Given Guyana’s consonant geographical, financial, and cultural football existence and limitations, ATC’s are a requirement for football development, and consequently, some benefits with regard to the national junior programs, have borne some fruit from the original version.

However, their application and administration, especially in the foreseeable future, must encompass the utilisation of full time professionals to maximise learning.

The aforementioned experts must be highly qualified to operate in that space. As such, each ATC should be spearheaded by a B-Licence coach because instilling the required technical and tactical knowledge in emerging talents requires the best teachers.

While this might not be a reality of the present day given the recent reimagining of the program, such an actuality must be achieved if a sustainable and aggressive coaching education policy is to be implemented.

Assistant Technical Director
The ascension of Linden native Bryan Joseph to the post of Assistant Technical Director (ATD) is certainly noteworthy, as the promotion of locals is desirable. However, respective ascensions must be based on merit, as performance output has to be measured, analyzed and eventually scrutinised.

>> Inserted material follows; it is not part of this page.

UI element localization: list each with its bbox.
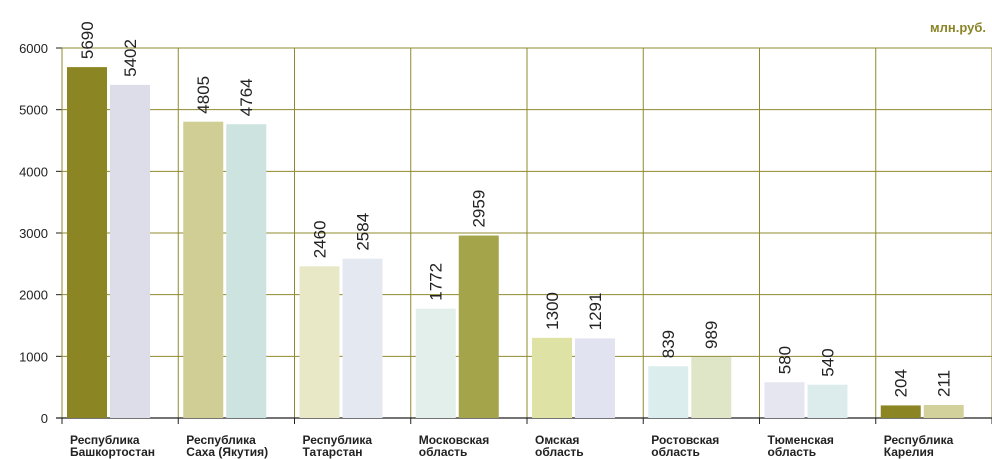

The overarching issue should not be centered on personalities, but the quality that is afforded and brought to the respective office given the state of local football.

Hence, the appointment of a level ‘C’ coach to the post of ATD, and having to relate to the small cadre of ‘B’ level instructors, can be surmised or viewed, at times, with an element of loathing. Good luck on your promotion, you will need it in your attempts to aid in the development of the local content!